Before Heidecker could offer a confused reply, Gorowski sucker-punched him in the jaw. One of his readers, Doctor Tim Binder, a specialist in Modernist poetry, stealthy barrel rolled behind Heidecker, jumped to his feet, and punched Heidecker in the back of the head, with triumphant exclamation: “Chapter 4 is full of holes! Explain yourself!”
Heidecker, grabbing at a newly forming bump on the back of his head, in shock, looked around the room helplessly at his charging committee of physically confrontational professors. “Come on, you heard him, Heidecker, you intellectual lightweight! Defend your dissertation!” shouted back Gorowski, taunting her mentee with strangely reminiscent behavior of the rigid gym teacher he thought he left behind his senior year of high school, who’d make the uncoordinated academic elite run laps while throwing out insults about his “questionable sexuality.” But Heidecker finally snapped, firing off a surprisingly impressing left hook which “knocked Bender on his ass.”

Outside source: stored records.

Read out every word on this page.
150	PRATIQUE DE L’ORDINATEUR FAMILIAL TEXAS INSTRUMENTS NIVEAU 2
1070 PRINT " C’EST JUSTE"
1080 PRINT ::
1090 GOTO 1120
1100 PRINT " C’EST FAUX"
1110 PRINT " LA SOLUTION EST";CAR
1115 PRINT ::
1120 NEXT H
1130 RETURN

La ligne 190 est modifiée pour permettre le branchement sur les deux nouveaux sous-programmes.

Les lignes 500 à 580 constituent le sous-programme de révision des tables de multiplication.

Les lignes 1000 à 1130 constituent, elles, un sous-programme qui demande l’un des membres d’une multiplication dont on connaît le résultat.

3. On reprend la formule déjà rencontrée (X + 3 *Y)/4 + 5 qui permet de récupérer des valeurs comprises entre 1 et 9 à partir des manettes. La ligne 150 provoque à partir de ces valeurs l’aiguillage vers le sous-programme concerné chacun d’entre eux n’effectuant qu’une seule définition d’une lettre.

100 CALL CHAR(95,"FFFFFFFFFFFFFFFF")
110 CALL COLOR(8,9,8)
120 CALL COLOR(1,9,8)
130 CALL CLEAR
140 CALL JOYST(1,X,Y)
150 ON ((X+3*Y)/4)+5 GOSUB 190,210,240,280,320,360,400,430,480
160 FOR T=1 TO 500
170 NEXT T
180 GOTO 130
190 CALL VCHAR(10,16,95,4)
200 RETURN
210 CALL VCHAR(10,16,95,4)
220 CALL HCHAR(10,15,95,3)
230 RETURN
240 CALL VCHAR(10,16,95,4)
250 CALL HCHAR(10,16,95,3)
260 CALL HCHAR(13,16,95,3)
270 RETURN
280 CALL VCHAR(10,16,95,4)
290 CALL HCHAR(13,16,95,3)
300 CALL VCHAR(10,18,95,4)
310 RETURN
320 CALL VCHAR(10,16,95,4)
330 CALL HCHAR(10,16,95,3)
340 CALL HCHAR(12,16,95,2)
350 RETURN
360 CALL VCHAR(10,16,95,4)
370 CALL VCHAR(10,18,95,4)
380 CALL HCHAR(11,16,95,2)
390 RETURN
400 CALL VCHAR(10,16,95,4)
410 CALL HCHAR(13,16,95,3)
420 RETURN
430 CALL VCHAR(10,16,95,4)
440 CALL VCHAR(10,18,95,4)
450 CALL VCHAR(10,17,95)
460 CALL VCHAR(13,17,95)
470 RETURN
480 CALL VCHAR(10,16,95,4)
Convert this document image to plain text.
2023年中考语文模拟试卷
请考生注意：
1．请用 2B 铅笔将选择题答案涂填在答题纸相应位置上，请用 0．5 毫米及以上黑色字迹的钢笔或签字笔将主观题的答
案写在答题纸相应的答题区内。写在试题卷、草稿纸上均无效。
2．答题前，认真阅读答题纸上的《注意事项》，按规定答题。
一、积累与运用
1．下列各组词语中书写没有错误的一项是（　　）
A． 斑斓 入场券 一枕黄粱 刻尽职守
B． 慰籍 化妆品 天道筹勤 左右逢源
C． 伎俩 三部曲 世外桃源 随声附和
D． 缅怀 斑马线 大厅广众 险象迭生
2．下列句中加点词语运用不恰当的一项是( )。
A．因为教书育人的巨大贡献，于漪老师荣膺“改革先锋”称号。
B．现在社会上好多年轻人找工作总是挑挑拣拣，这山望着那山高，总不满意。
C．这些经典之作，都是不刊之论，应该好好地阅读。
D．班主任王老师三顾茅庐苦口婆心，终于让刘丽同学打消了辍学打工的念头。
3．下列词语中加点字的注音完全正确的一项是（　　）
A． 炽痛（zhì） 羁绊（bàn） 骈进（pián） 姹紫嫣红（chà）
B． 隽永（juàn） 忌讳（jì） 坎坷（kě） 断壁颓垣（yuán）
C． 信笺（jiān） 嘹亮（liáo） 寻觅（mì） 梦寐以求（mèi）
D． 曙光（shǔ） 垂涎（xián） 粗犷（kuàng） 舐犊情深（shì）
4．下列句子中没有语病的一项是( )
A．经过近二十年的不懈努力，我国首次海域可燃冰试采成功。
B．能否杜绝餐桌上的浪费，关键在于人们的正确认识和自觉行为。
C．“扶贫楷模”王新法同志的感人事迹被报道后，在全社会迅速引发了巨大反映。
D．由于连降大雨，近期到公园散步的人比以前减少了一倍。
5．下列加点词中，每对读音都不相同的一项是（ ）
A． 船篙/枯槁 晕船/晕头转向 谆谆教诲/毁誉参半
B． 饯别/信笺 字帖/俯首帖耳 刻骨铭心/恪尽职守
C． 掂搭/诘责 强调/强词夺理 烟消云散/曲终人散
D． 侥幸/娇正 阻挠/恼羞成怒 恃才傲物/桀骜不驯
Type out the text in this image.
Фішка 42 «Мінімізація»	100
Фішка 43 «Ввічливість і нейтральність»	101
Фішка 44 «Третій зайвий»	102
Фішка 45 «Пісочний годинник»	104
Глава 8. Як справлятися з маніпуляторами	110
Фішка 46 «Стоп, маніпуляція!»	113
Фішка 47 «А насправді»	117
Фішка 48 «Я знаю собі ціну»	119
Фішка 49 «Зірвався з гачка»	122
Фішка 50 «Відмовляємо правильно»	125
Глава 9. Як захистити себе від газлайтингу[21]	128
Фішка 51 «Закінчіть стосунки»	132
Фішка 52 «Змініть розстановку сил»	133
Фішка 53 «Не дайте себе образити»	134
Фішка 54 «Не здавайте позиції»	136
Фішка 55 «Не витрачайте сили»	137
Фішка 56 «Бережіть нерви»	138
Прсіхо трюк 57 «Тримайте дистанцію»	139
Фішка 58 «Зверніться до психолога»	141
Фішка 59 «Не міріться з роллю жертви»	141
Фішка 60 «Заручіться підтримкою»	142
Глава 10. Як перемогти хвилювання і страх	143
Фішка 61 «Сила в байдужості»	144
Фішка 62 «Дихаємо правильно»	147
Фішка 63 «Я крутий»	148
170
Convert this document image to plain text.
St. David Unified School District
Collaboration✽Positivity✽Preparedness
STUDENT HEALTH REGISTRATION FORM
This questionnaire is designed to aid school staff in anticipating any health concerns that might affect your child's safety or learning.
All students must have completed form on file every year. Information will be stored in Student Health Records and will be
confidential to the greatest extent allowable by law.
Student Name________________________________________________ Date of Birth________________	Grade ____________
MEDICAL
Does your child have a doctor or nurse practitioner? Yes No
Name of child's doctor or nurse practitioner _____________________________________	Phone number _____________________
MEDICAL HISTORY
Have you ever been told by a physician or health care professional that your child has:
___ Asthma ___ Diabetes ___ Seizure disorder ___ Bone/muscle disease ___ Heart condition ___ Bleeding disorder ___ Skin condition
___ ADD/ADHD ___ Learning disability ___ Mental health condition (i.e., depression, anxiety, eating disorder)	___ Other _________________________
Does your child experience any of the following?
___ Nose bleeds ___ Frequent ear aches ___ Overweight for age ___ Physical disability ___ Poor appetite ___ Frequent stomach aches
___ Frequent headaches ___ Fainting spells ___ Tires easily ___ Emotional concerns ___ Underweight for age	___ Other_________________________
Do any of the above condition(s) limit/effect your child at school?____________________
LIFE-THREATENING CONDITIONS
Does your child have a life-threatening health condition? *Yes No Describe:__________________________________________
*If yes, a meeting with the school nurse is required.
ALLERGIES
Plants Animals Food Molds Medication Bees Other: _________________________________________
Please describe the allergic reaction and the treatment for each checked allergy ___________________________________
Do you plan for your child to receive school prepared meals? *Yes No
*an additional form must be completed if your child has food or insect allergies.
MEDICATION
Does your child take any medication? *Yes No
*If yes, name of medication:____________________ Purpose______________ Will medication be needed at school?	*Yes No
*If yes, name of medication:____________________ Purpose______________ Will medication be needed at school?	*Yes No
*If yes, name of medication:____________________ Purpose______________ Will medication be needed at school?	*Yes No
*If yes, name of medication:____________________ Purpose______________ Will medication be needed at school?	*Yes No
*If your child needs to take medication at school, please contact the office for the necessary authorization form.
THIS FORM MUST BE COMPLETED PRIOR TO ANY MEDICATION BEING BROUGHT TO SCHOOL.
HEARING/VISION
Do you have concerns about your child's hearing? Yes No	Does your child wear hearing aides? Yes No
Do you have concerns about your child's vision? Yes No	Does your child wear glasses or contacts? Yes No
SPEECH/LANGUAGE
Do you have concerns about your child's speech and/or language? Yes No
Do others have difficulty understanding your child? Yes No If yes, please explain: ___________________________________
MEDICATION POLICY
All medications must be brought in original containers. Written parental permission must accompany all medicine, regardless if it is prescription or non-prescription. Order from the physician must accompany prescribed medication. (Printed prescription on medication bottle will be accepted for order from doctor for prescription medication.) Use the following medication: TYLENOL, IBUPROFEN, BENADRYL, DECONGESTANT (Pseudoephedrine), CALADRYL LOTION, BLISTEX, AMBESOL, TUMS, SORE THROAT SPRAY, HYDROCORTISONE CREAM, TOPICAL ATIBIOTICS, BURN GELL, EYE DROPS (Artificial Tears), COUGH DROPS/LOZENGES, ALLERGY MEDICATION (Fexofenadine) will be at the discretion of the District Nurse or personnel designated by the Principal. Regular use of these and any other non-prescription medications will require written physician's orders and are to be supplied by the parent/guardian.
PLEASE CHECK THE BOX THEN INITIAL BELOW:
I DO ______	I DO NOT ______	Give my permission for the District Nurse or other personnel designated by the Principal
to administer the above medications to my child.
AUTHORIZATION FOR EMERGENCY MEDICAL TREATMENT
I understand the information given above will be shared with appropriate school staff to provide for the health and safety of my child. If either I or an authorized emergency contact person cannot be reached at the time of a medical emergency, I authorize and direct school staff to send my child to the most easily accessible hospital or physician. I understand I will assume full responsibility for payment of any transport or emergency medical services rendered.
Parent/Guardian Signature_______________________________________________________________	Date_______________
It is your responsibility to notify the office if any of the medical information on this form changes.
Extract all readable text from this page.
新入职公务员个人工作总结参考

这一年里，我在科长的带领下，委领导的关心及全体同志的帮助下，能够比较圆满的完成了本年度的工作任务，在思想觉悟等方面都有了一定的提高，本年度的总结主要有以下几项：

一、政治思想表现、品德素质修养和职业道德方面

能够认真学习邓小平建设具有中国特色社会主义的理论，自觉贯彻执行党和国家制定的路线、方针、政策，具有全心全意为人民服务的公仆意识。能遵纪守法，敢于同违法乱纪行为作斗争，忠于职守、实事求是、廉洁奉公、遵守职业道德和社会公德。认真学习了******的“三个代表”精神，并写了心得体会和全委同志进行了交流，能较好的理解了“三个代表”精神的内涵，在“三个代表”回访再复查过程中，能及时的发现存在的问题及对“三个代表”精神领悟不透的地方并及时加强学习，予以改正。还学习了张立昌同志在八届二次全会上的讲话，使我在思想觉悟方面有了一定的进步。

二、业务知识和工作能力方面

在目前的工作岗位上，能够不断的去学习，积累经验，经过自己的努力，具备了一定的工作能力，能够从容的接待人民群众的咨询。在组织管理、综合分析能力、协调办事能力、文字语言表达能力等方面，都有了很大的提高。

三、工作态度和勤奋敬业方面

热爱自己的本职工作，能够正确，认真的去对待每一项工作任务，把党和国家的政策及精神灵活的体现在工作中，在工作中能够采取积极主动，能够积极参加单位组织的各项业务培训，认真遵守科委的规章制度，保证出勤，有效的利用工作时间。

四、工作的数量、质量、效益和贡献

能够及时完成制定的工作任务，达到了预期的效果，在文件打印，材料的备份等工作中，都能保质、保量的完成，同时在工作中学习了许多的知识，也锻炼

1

At the conclusion of the “defense,” Gorowski, along with his other committee members, congratulated him as “Doctor Heidecker, each offering the lifelong student a handshake while he considered the Twilight Zone-like wonder that had just taken place in the name of his dissertation defense. “It was wild,” Heidecker remarked later, icing a black eye with a bag of frozen peas. “But now that I think of it, I do recall seeing a surprising amount of fellow grads the victims of bizarre muggings I took to be bad luck as well as the nature of living in Hyde Park. I guess it was somewhat ritualistic of our department, though.”
The young man looks forward to starting a career as an academician at Notre Dame starting in the fall, where he can’t wait to return the academic, ritualistic hazing to his first mentee.
Anmary W. F. Shelley is a professor of Derrida at a small liberal arts college in Iowa.